CARACAS,  (Reuters) – Venezuela yesterday launched  the first part of a national police force intended to end  widespread police corruption in the South American nation,  which has one of the world’s highest murder rates.

Polls show the high crime rate is the population’s main  concern in the oil exporting nation, where about 14,000 people  are murdered each year.

The new uniformed police force will operate initially in  one poor neighborhood in the capital Caracas, but will be  rolled out nationally in coming months. It is expected to have  5,000 officers by the end of 2010.

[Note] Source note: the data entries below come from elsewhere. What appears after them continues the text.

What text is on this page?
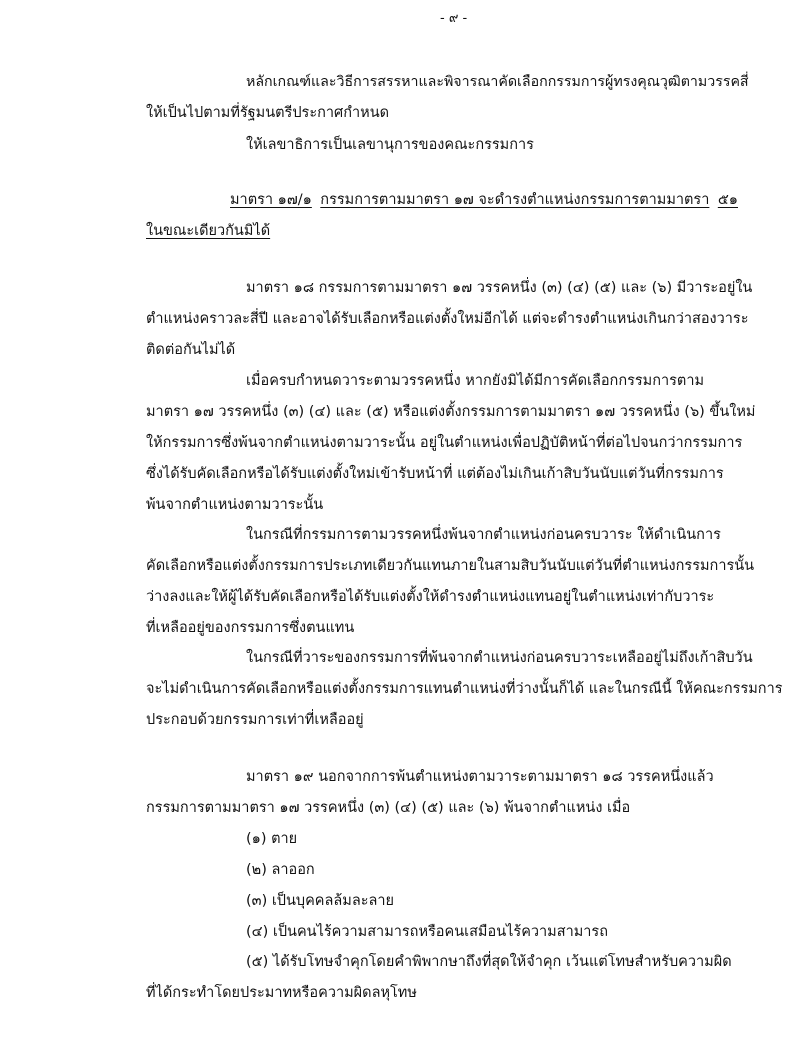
- ๙ -
หลักเกณฑ์และวิธีการสรรหาและพิจารณาคัดเลือกกรรมการผู้ทรงคุณวุฒิตามวรรคสี่
ให้เป็นไปตามที่รัฐมนตรีประกาศกำหนด
ให้เลขาธิการเป็นเลขานุการของคณะกรรมการ
มาตรา ๑๗/๑ กรรมการตามมาตรา ๑๗ จะดำรงตำแหน่งกรรมการตามมาตรา ๕๑
ในขณะเดียวกันมิได้
มาตรา ๑๘ กรรมการตามมาตรา ๑๗ วรรคหนึ่ง (๓) (๔) (๕) และ (๖) มีวาระอยู่ใน
ตำแหน่งคราวละสี่ปี และอาจได้รับเลือกหรือแต่งตั้งใหม่อีกได้ แต่จะดำรงตำแหน่งเกินกว่าสองวาระ
ติดต่อกันไม่ได้
เมื่อครบกำหนดวาระตามวรรคหนึ่ง หากยังมิได้มีการคัดเลือกกรรมการตาม
มาตรา ๑๗ วรรคหนึ่ง (๓) (๔) และ (๕) หรือแต่งตั้งกรรมการตามมาตรา ๑๗ วรรคหนึ่ง (๖) ขึ้นใหม่
ให้กรรมการซึ่งพ้นจากตำแหน่งตามวาระนั้น อยู่ในตำแหน่งเพื่อปฏิบัติหน้าที่ต่อไปจนกว่ากรรมการ
ซึ่งได้รับคัดเลือกหรือได้รับแต่งตั้งใหม่เข้ารับหน้าที่ แต่ต้องไม่เกินเก้าสิบวันนับแต่วันที่กรรมการ
พ้นจากตำแหน่งตามวาระนั้น
ในกรณีที่กรรมการตามวรรคหนึ่งพ้นจากตำแหน่งก่อนครบวาระ ให้ดำเนินการ
คัดเลือกหรือแต่งตั้งกรรมการประเภทเดียวกันแทนภายในสามสิบวันนับแต่วันที่ตำแหน่งกรรมการนั้น
ว่างลงและให้ผู้ได้รับคัดเลือกหรือได้รับแต่งตั้งให้ดำรงตำแหน่งแทนอยู่ในตำแหน่งเท่ากับวาระ
ที่เหลืออยู่ของกรรมการซึ่งตนแทน
ในกรณีที่วาระของกรรมการที่พ้นจากตำแหน่งก่อนครบวาระเหลืออยู่ไม่ถึงเก้าสิบวัน
จะไม่ดำเนินการคัดเลือกหรือแต่งตั้งกรรมการแทนตำแหน่งที่ว่างนั้นก็ได้ และในกรณีนี้ ให้คณะกรรมการ
ประกอบด้วยกรรมการเท่าที่เหลืออยู่
มาตรา ๑๙ นอกจากการพ้นตำแหน่งตามวาระตามมาตรา ๑๘ วรรคหนึ่งแล้ว
กรรมการตามมาตรา ๑๗ วรรคหนึ่ง (๓) (๔) (๕) และ (๖) พ้นจากตำแหน่ง เมื่อ
(๑) ตาย
(๒) ลาออก
(๓) เป็นบุคคลล้มละลาย
(๔) เป็นคนไร้ความสามารถหรือคนเสมือนไร้ความสามารถ
(๕) ได้รับโทษจำคุกโดยคำพิพากษาถึงที่สุดให้จำคุก เว้นแต่โทษสำหรับความผิด
ที่ได้กระทำโดยประมาทหรือความผิดลหุโทษ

“We are going to beat crime with prevention and also with  action,” Chavez, a self-proclaimed socialist revolutionary,  said on his weekly television show, which he dedicated to the  new police force and the prison system.

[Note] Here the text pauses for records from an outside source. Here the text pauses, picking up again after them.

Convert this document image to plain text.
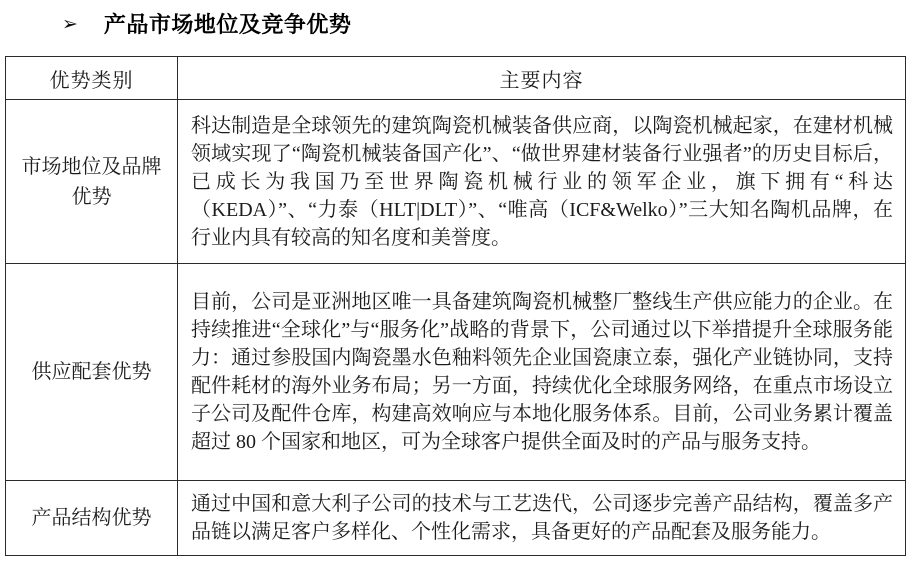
➢ 产品市场地位及竞争优势
优势类别	主要内容
市场地位及品牌优势	科达制造是全球领先的建筑陶瓷机械装备供应商，以陶瓷机械起家，在建材机械领域实现了“陶瓷机械装备国产化”、“做世界建材装备行业强者”的历史目标后，已成长为我国乃至世界陶瓷机械行业的领军企业，旗下拥有“科达（KEDA）”、“力泰（HLT|DLT）”、“唯高（ICF&Welko）”三大知名陶机品牌，在行业内具有较高的知名度和美誉度。
供应配套优势	目前，公司是亚洲地区唯一具备建筑陶瓷机械整厂整线生产供应能力的企业。在持续推进“全球化”与“服务化”战略的背景下，公司通过以下举措提升全球服务能力：通过参股国内陶瓷墨水色釉料领先企业国瓷康立泰，强化产业链协同，支持配件耗材的海外业务布局；另一方面，持续优化全球服务网络，在重点市场设立子公司及配件仓库，构建高效响应与本地化服务体系。目前，公司业务累计覆盖超过 80 个国家和地区，可为全球客户提供全面及时的产品与服务支持。
产品结构优势	通过中国和意大利子公司的技术与工艺迭代，公司逐步完善产品结构，覆盖多产品链以满足客户多样化、个性化需求，具备更好的产品配套及服务能力。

Chavez, who blames crime on capitalism, has failed to  control soaring murder rates in his decade in power. He will  defend a large legislative majority in September elections and  risks losses if he cannot show progress on problems such as  crime and deteriorating public services.
Venezuela’s current police are divided into hundreds of  municipal and state forces, along with a national investigative  unit and a civil intelligence agency. The army’s National Guard  division also has crime fighting powers.
Rights groups say police officers are responsible for  thousands of “extra-judicial” killings each year. Interior  Minister Tarek El Aissami says up to 20 percent of crimes are  committed by the police.
“This is a police force firm in its defense of human  rights,” Chavez said of the new force, which will have a 2010  budget of about $800 million paid by the president’s office.